The function $ f:N \to N $ (N is set of natural numbers defined by $ f(n) = 2n + 3 $ is
(A) Surjective only
(B) Injective only
(C) Bijective
(D) Neither one - one nor onto

Answer 1

Hint: To check one – one function we first let f(x) = f(y) and then simplify it if it ends with x = y then called one-one other not one-one. To check onto, we take a given function equal to y and then solve n, if there exist any value of y for which we can’t find any value of ‘n’ on $ N \to N $ . Then we can say that function is not onto.

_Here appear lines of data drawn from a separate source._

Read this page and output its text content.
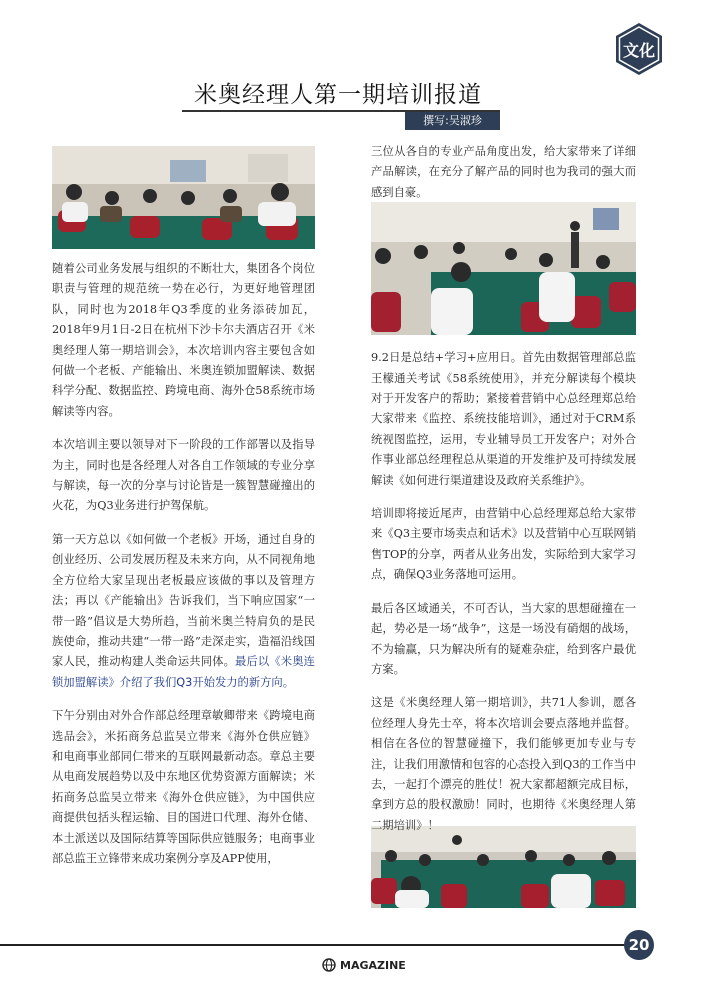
文化
米奥经理人第一期培训报道
撰写:吴淑珍

随着公司业务发展与组织的不断壮大，集团各个岗位职责与管理的规范统一势在必行，为更好地管理团队，同时也为2018年Q3季度的业务添砖加瓦， 2018年9月1日-2日在杭州下沙卡尔夫酒店召开《米奥经理人第一期培训会》，本次培训内容主要包含如何做一个老板、产能输出、米奥连锁加盟解读、数据科学分配、数据监控、跨境电商、海外仓58系统市场解读等内容。

本次培训主要以领导对下一阶段的工作部署以及指导为主，同时也是各经理人对各自工作领域的专业分享与解读，每一次的分享与讨论皆是一簇智慧碰撞出的火花，为Q3业务进行护驾保航。

第一天方总以《如何做一个老板》开场，通过自身的创业经历、公司发展历程及未来方向，从不同视角地全方位给大家呈现出老板最应该做的事以及管理方法；再以《产能输出》告诉我们，当下响应国家“一带一路”倡议是大势所趋，当前米奥兰特肩负的是民族使命，推动共建“一带一路”走深走实，造福沿线国家人民，推动构建人类命运共同体。最后以《米奥连锁加盟解读》介绍了我们Q3开始发力的新方向。

下午分别由对外合作部总经理章敏卿带来《跨境电商选品会》，米拓商务总监吴立带来《海外仓供应链》和电商事业部同仁带来的互联网最新动态。章总主要从电商发展趋势以及中东地区优势资源方面解读；米拓商务总监吴立带来《海外仓供应链》，为中国供应商提供包括头程运输、目的国进口代理、海外仓储、本土派送以及国际结算等国际供应链服务；电商事业部总监王立锋带来成功案例分享及APP使用，

三位从各自的专业产品角度出发，给大家带来了详细产品解读，在充分了解产品的同时也为我司的强大而感到自豪。

9.2日是总结+学习+应用日。首先由数据管理部总监王檬通关考试《58系统使用》，并充分解读每个模块对于开发客户的帮助；紧接着营销中心总经理郑总给大家带来《监控、系统技能培训》，通过对于CRM系统视图监控，运用，专业辅导员工开发客户；对外合作事业部总经理程总从渠道的开发维护及可持续发展解读《如何进行渠道建设及政府关系维护》。

培训即将接近尾声，由营销中心总经理郑总给大家带来《Q3主要市场卖点和话术》以及营销中心互联网销售TOP的分享，两者从业务出发，实际给到大家学习点，确保Q3业务落地可运用。

最后各区域通关，不可否认，当大家的思想碰撞在一起，势必是一场“战争”，这是一场没有硝烟的战场，不为输赢，只为解决所有的疑难杂症，给到客户最优方案。

这是《米奥经理人第一期培训》，共71人参训，愿各位经理人身先士卒，将本次培训会要点落地并监督。相信在各位的智慧碰撞下，我们能够更加专业与专注，让我们用激情和包容的心态投入到Q3的工作当中去，一起打个漂亮的胜仗！祝大家都超额完成目标，拿到方总的股权激励！同时，也期待《米奥经理人第二期培训》！

20
MAGAZINE
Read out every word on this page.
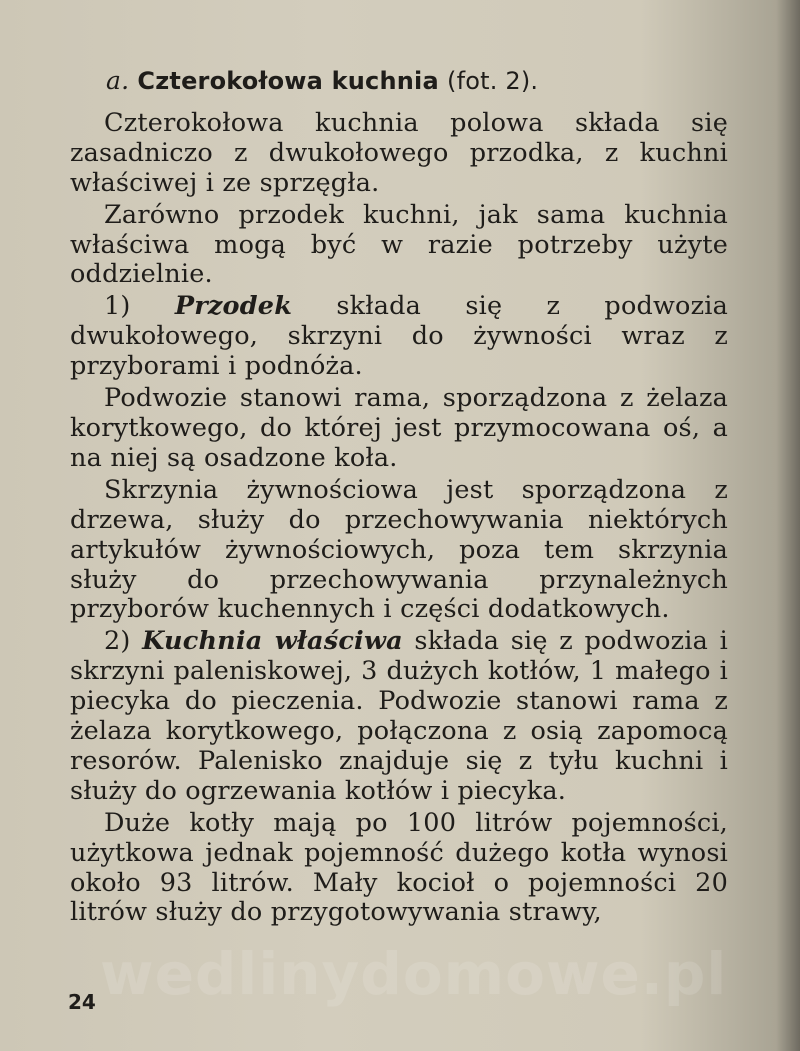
wedlinydomowe.pl
a. Czterokołowa kuchnia (fot. 2).

Czterokołowa kuchnia polowa składa się zasadniczo z dwukołowego przodka, z kuchni właściwej i ze sprzęgła.

Zarówno przodek kuchni, jak sama kuchnia właściwa mogą być w razie potrzeby użyte oddzielnie.

1) Przodek składa się z podwozia dwukołowego, skrzyni do żywności wraz z przyborami i podnóża.

Podwozie stanowi rama, sporządzona z żelaza korytkowego, do której jest przymocowana oś, a na niej są osadzone koła.

Skrzynia żywnościowa jest sporządzona z drzewa, służy do przechowywania niektórych artykułów żywnościowych, poza tem skrzynia służy do przechowywania przynależnych przyborów kuchennych i części dodatkowych.

2) Kuchnia właściwa składa się z podwozia i skrzyni paleniskowej, 3 dużych kotłów, 1 małego i piecyka do pieczenia. Podwozie stanowi rama z żelaza korytkowego, połączona z osią zapomocą resorów. Palenisko znajduje się z tyłu kuchni i służy do ogrzewania kotłów i piecyka.

Duże kotły mają po 100 litrów pojemności, użytkowa jednak pojemność dużego kotła wynosi około 93 litrów. Mały kocioł o pojemności 20 litrów służy do przygotowywania strawy,

24
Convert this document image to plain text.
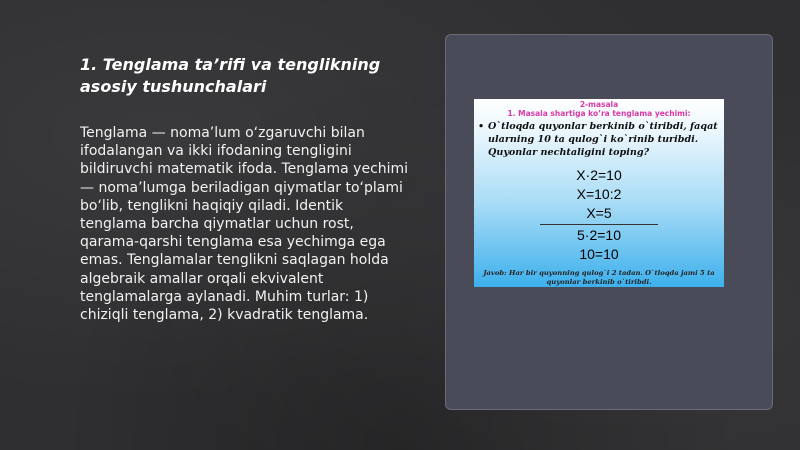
1. Tenglama ta’rifi va tenglikning asosiy tushunchalari

Tenglama — noma’lum o‘zgaruvchi bilan ifodalangan va ikki ifodaning tengligini bildiruvchi matematik ifoda. Tenglama yechimi — noma’lumga beriladigan qiymatlar to‘plami bo‘lib, tenglikni haqiqiy qiladi. Identik tenglama barcha qiymatlar uchun rost, qarama-qarshi tenglama esa yechimga ega emas. Tenglamalar tenglikni saqlagan holda algebraik amallar orqali ekvivalent tenglamalarga aylanadi. Muhim turlar: 1) chiziqli tenglama, 2) kvadratik tenglama.

2-masala
1. Masala shartiga ko’ra tenglama yechimi:
• O`tloqda quyonlar berkinib o`tiribdi, faqat ularning 10 ta qulog`i ko`rinib turibdi. Quyonlar nechtaligini toping?
X·2=10
X=10:2
X=5
5·2=10
10=10
Javob: Har bir quyonning qulog`i 2 tadan. O`tloqda jami 5 ta quyonlar berkinib o`tiribdi.
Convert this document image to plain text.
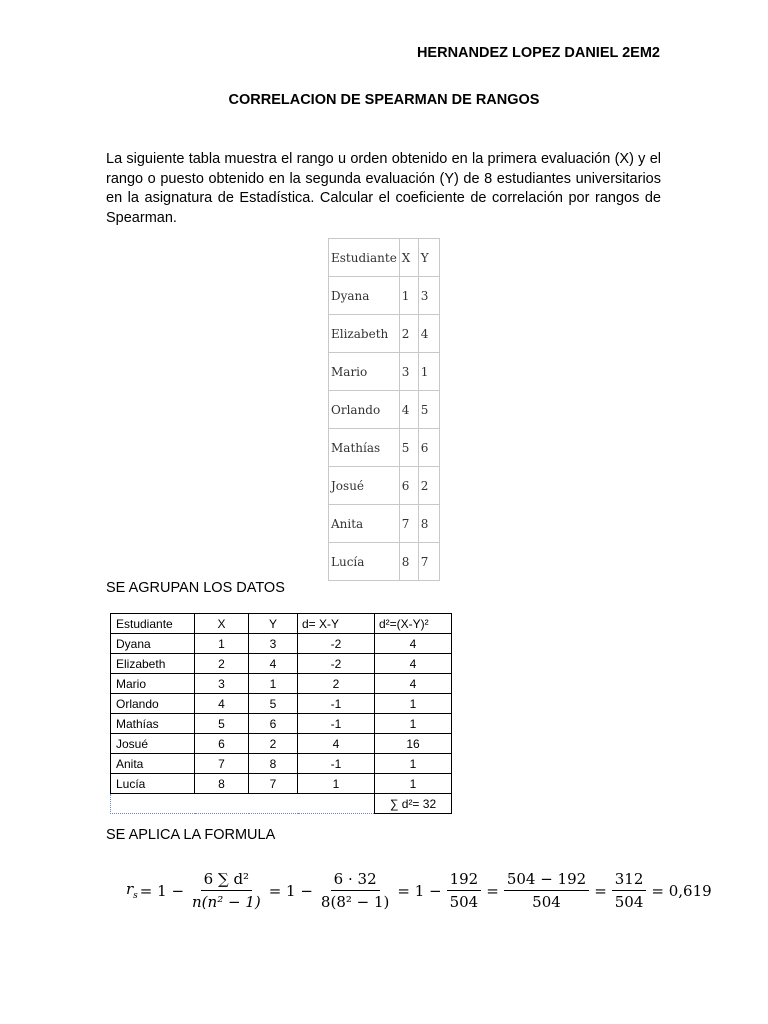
HERNANDEZ LOPEZ DANIEL 2EM2
CORRELACION DE SPEARMAN DE RANGOS
La siguiente tabla muestra el rango u orden obtenido en la primera evaluación (X) y el rango o puesto obtenido en la segunda evaluación (Y) de 8 estudiantes universitarios en la asignatura de Estadística. Calcular el coeficiente de correlación por rangos de Spearman.
Estudiante	X	Y
Dyana	1	3
Elizabeth	2	4
Mario	3	1
Orlando	4	5
Mathías	5	6
Josué	6	2
Anita	7	8
Lucía	8	7
SE AGRUPAN LOS DATOS
Estudiante	X	Y	d= X-Y	d²=(X-Y)²
Dyana	1	3	-2	4
Elizabeth	2	4	-2	4
Mario	3	1	2	4
Orlando	4	5	-1	1
Mathías	5	6	-1	1
Josué	6	2	4	16
Anita	7	8	-1	1
Lucía	8	7	1	1
				∑ d²= 32
SE APLICA LA FORMULA
$r_s = 1 - \frac{\text{6 ∑ d²}}{\text{n(n² − 1)}} = 1 - \frac{6 \cdot 32}{\text{8(8² − 1)}} = 1 - \frac{192}{504} = \frac{504 - 192}{504} = \frac{312}{504} = 0,619$
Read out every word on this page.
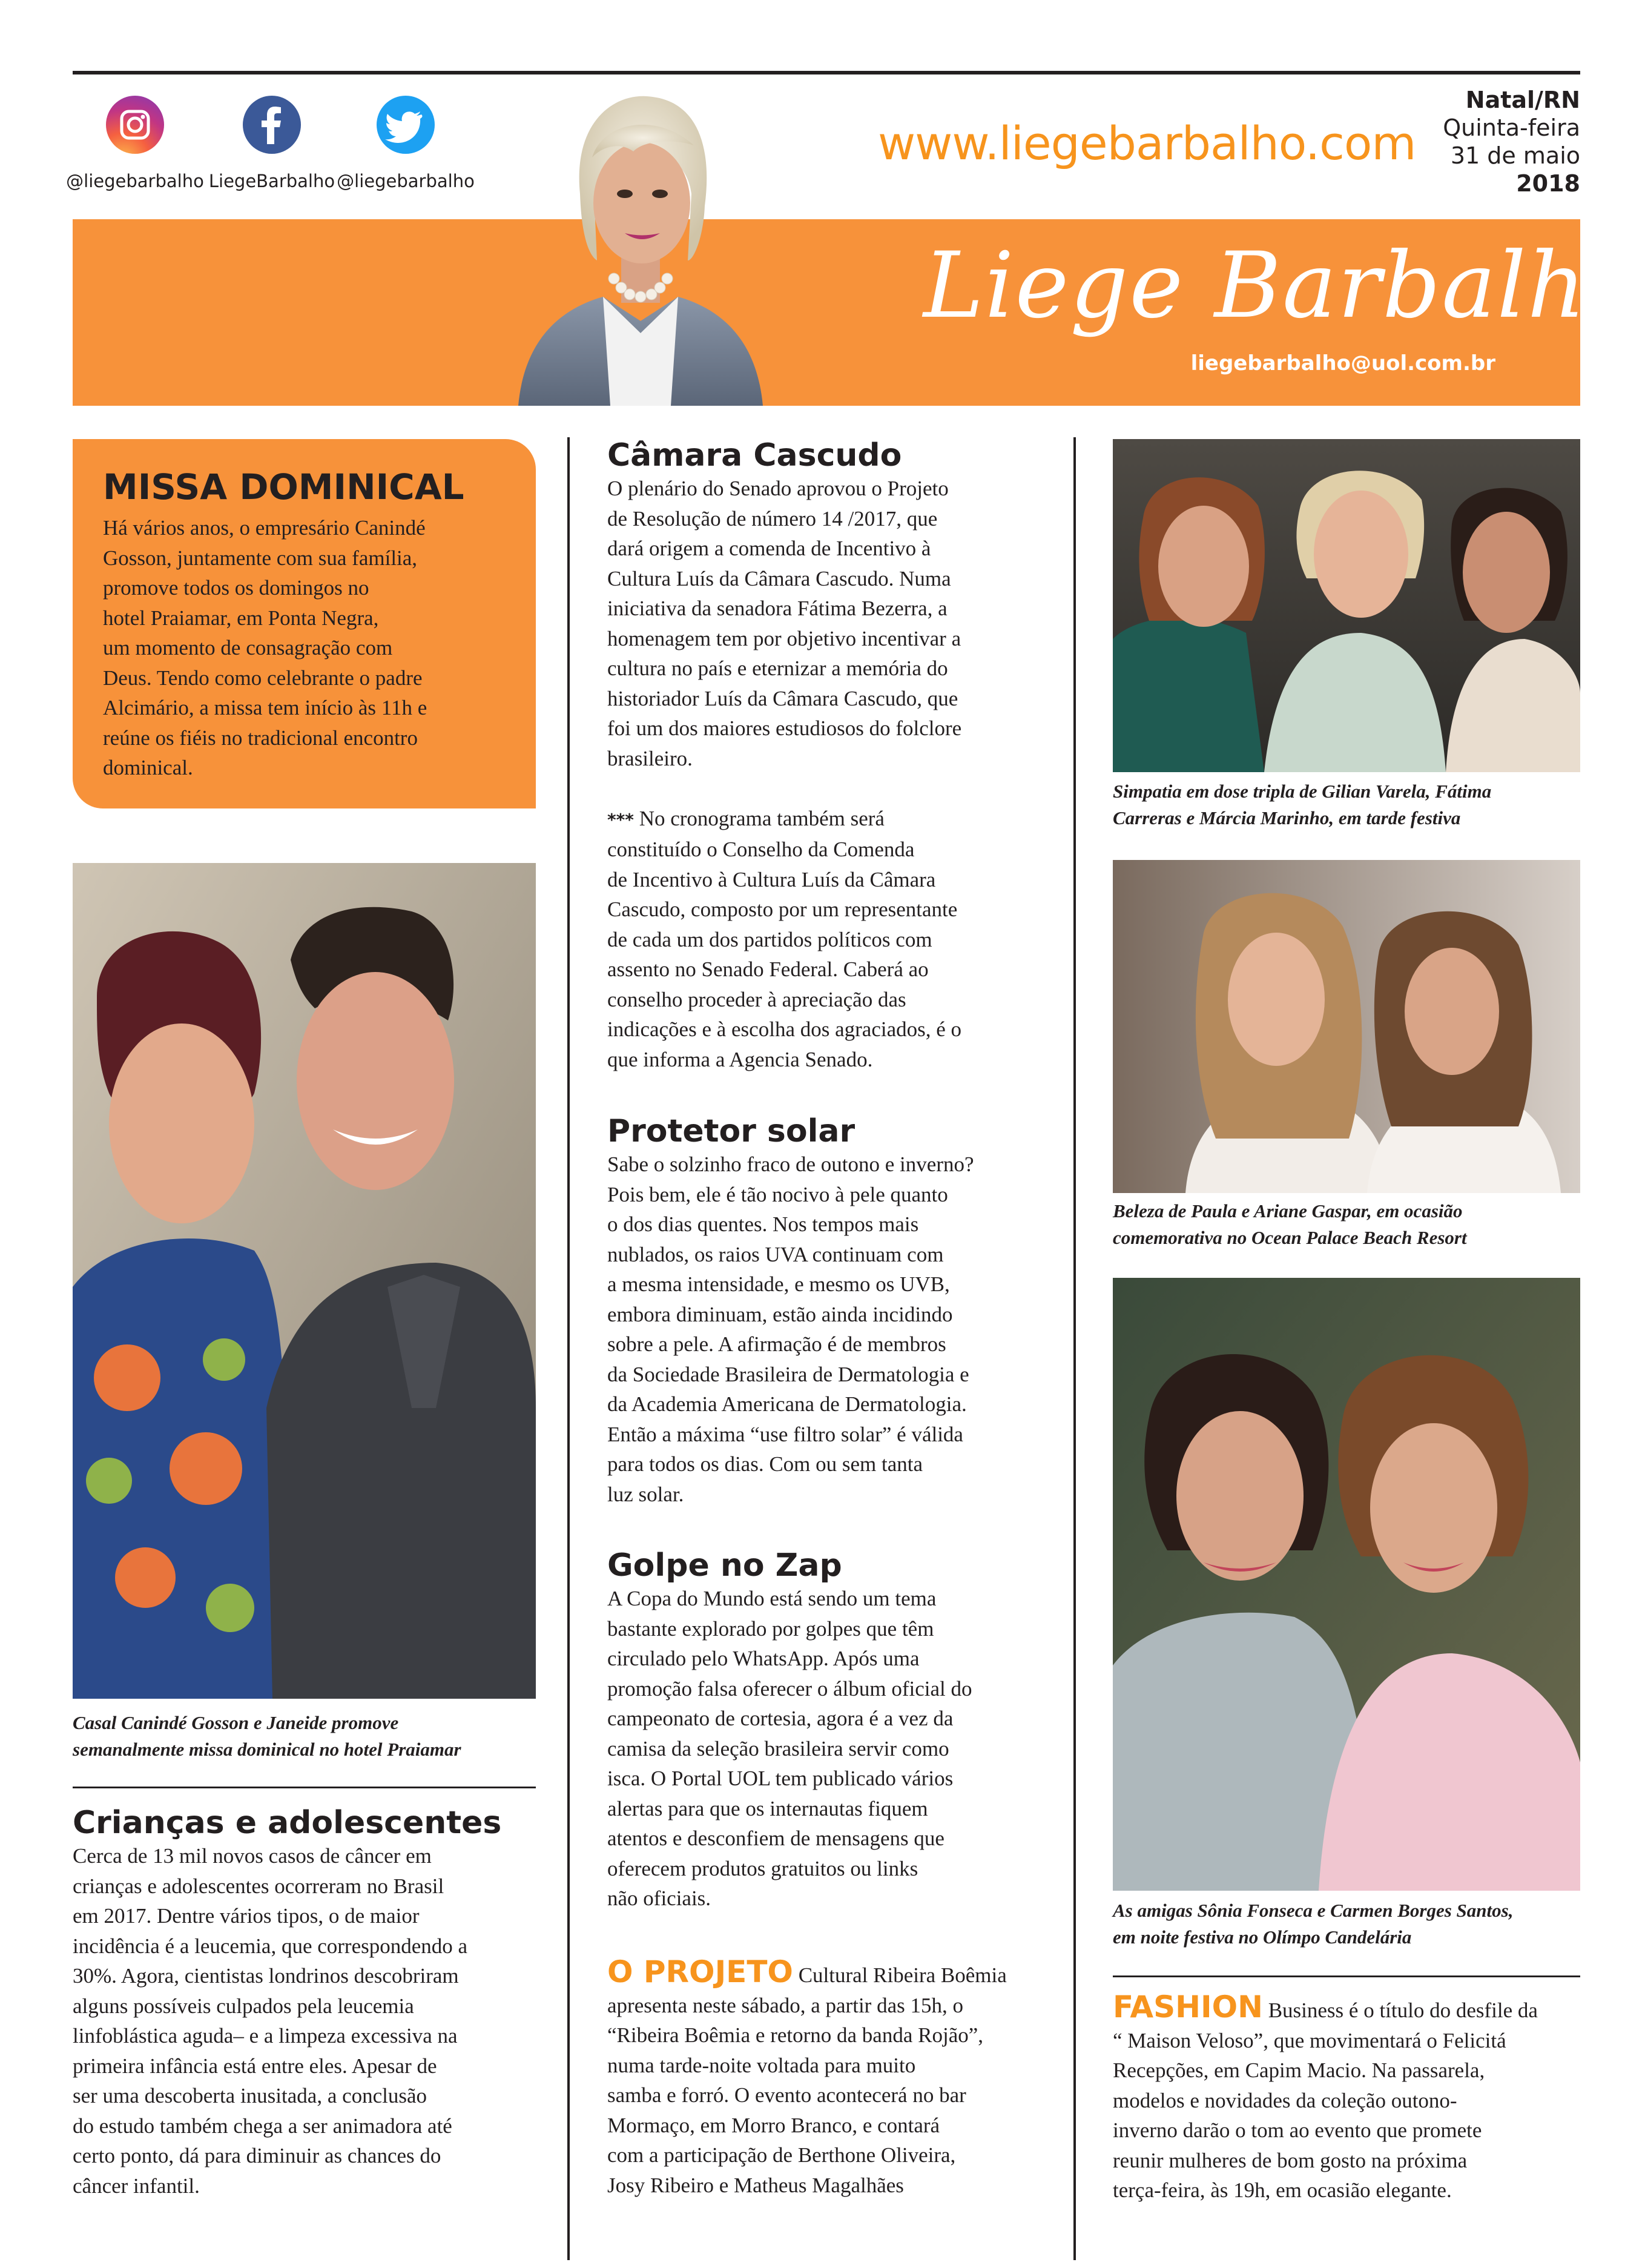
@liegebarbalho LiegeBarbalho @liegebarbalho
www.liegebarbalho.com
Natal/RN
Quinta-feira
31 de maio
2018
Liege Barbalho
liegebarbalho@uol.com.br
MISSA DOMINICAL
Há vários anos, o empresário Canindé
Gosson, juntamente com sua família,
promove todos os domingos no
hotel Praiamar, em Ponta Negra,
um momento de consagração com
Deus. Tendo como celebrante o padre
Alcimário, a missa tem início às 11h e
reúne os fiéis no tradicional encontro
dominical.
Casal Canindé Gosson e Janeide promove
semanalmente missa dominical no hotel Praiamar
Crianças e adolescentes
Cerca de 13 mil novos casos de câncer em
crianças e adolescentes ocorreram no Brasil
em 2017. Dentre vários tipos, o de maior
incidência é a leucemia, que correspondendo a
30%. Agora, cientistas londrinos descobriram
alguns possíveis culpados pela leucemia
linfoblástica aguda– e a limpeza excessiva na
primeira infância está entre eles. Apesar de
ser uma descoberta inusitada, a conclusão
do estudo também chega a ser animadora até
certo ponto, dá para diminuir as chances do
câncer infantil.
Câmara Cascudo
O plenário do Senado aprovou o Projeto
de Resolução de número 14 /2017, que
dará origem a comenda de Incentivo à
Cultura Luís da Câmara Cascudo. Numa
iniciativa da senadora Fátima Bezerra, a
homenagem tem por objetivo incentivar a
cultura no país e eternizar a memória do
historiador Luís da Câmara Cascudo, que
foi um dos maiores estudiosos do folclore
brasileiro.
*** No cronograma também será
constituído o Conselho da Comenda
de Incentivo à Cultura Luís da Câmara
Cascudo, composto por um representante
de cada um dos partidos políticos com
assento no Senado Federal. Caberá ao
conselho proceder à apreciação das
indicações e à escolha dos agraciados, é o
que informa a Agencia Senado.
Protetor solar
Sabe o solzinho fraco de outono e inverno?
Pois bem, ele é tão nocivo à pele quanto
o dos dias quentes. Nos tempos mais
nublados, os raios UVA continuam com
a mesma intensidade, e mesmo os UVB,
embora diminuam, estão ainda incidindo
sobre a pele. A afirmação é de membros
da Sociedade Brasileira de Dermatologia e
da Academia Americana de Dermatologia.
Então a máxima “use filtro solar” é válida
para todos os dias. Com ou sem tanta
luz solar.
Golpe no Zap
A Copa do Mundo está sendo um tema
bastante explorado por golpes que têm
circulado pelo WhatsApp. Após uma
promoção falsa oferecer o álbum oficial do
campeonato de cortesia, agora é a vez da
camisa da seleção brasileira servir como
isca. O Portal UOL tem publicado vários
alertas para que os internautas fiquem
atentos e desconfiem de mensagens que
oferecem produtos gratuitos ou links
não oficiais.
O PROJETO Cultural Ribeira Boêmia
apresenta neste sábado, a partir das 15h, o
“Ribeira Boêmia e retorno da banda Rojão”,
numa tarde-noite voltada para muito
samba e forró. O evento acontecerá no bar
Mormaço, em Morro Branco, e contará
com a participação de Berthone Oliveira,
Josy Ribeiro e Matheus Magalhães
Simpatia em dose tripla de Gilian Varela, Fátima
Carreras e Márcia Marinho, em tarde festiva
Beleza de Paula e Ariane Gaspar, em ocasião
comemorativa no Ocean Palace Beach Resort
As amigas Sônia Fonseca e Carmen Borges Santos,
em noite festiva no Olímpo Candelária
FASHION Business é o título do desfile da
“ Maison Veloso”, que movimentará o Felicitá
Recepções, em Capim Macio. Na passarela,
modelos e novidades da coleção outono-
inverno darão o tom ao evento que promete
reunir mulheres de bom gosto na próxima
terça-feira, às 19h, em ocasião elegante.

Complete step-by-step answer:
Given function is $ f(n) = 2n + 3 $ . It is also given that the function is defined on $ N \to N $ , where N stands for Natural number.
For one – one function we let
 $
  f(x) = f(y) \\
   \Rightarrow 2x + 3 = 2y + 3 \\
   \Rightarrow 2x = 2y \\
   \Rightarrow x = y \\
  $
From above we see that for f(x) = f(y) we have x = y
Therefore, we can say that a given function is one – one or se say Injective.
Now, we will discuss whether given function is onto or not
For this we let f (n) = y
 $
   \Rightarrow y = 2n + 3 \\
   \Rightarrow y - 3 = 2n \\
   \Rightarrow n = \dfrac{{y - 3}}{2} \\
  $
From above we see that for y =1 there does not exist any value of $ n \in N $ .
Therefore, from above we can say that given function $ f(n) = 2n + 3 $ is not onto or we can say that function is not Surjective.
Hence, from above we see that the given function $ f(n) = 2n + 3 $ defined on $ N \to N $ only one-one but not onto.
Therefore from given four options, option (B) is the correct option.

So, the correct answer is “Option B”.

Note: While doing this type of problem we must be careful regarding which given function is defined on which system like N (natural number), W (whole numbers), I (integers) etc. As, the same problem leads to different answers due to the given system of function.